Я был несколько удивлен. Похоже, с Вадима можно было слупить гораздо большую сумму. Однако и вернуть пришлось бы тоже гораздо больше. А так Вадим оказал мне некоторую услугу, сам того не зная — забавно. А если бы он мне вообще ничего не дал? Кто стащил деньги? Кто угодно — тот же парень в спортивной костюме. Он что — не проверил мои карманы? Или санитар — лица я не помню. А кто взорвал Афтандила? — Еще более сложный вопрос. Понятно лишь одно — нужно ставить жирную точку и прекращать совать нос в чужие дела.
На кухне, куда я зашел подкрепиться, вновь сидел таракан. Не знаю, не могу сказать, был ли это тот самый таракан, что прежде позорно бежал, но меня вдруг охватило бешенство. Словно таракан был причиной всех моих бед и несчастий. Я принялся его гонять. Таракан оказался ловким — юркнул в одну из щелей, а потом в знак глубокого ко мне презрения показал свои усы. Разбирать мойку я не решился, — у меня руки пришиты не к тому месту. И уж если я берусь за какое-то дело, вещь, подлежащую ремонту, можно смело выбрасывать. И тут до меня дошло — каким-то подсознанием я сообразил, откуда на моей кухне тараканы. Не менее решительно набросил рубашку и направился в прихожую.
День все равно был испорчен — какая после этого разница? Меня едва не убили, украли деньги, а соседи решили потравить тараканов. Учинить маленький скандал, вдоволь наругаться и с чистой совестью отправиться смотреть телевизор — очередную пошлость на ночь — таковы были мои ближайшие перспективы. Я уже преодолел один пролет, когда случайно глянул вниз. Глянул и ошалел — на лестничной площадке стоял тот самый тип! Громила, который дал в нос и стащил портфель. Решительность моя куда-то улетучилась, ей на смену пришло недоумение. Что происходит? Какого лешего ему здесь нужно? Я почувствовал, как забилось сердечко — неужели за мной следят? Или еще одно нелепое совпадение?

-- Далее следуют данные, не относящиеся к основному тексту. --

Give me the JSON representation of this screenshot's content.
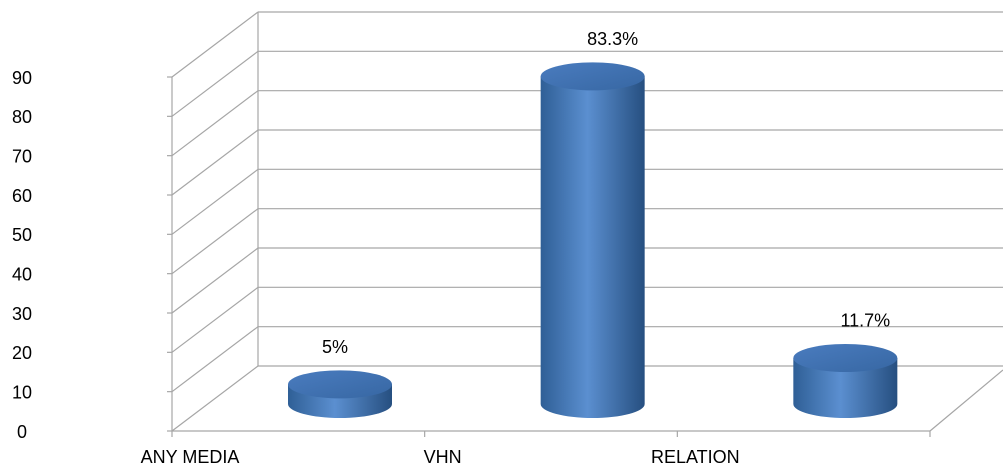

Тип стоял и ничего не делал — курил. Я тоже стоял, прижавшись к стене, и благодарил бога, что прежде глянул вниз. Слышал ли он мои шаги? На цыпочках поднял к себе и неслышно притворил дверь — что делать? Откуда он узнал, где я живу? А если так — он меня пасет. И я, дурак, не заметил! А кто заметит? Вот и он не заметил, когда я за ним шел. И все же, что-то подсказывало на абсурдность моих размышлений. Как-то уж свободно он себя вел — стоял и курил. И внимания не обратил — спускается или поднимается кто по лестнице — ему было все равно. А если все обстоит именно таким образом, значит, забрел он сюда случайно.

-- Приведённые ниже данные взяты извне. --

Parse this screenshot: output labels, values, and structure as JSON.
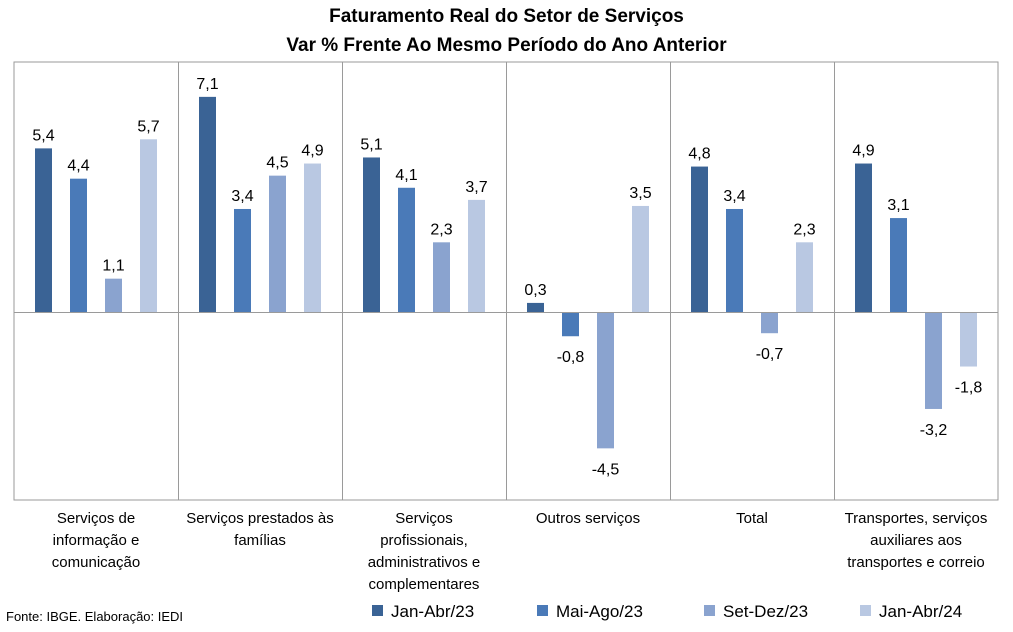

Господин-случай — я тебе верю. Только самодовольный и легкомысленный не понимает всей глубины, заложенной в случайности. Только на первый взгляд события складываются по воле случая, а по сути — это закономерность. Что должно было случиться, что невозможно избежать — математическая формула, где нет места ошибке. Словно тебе дается шанс — вот только какой?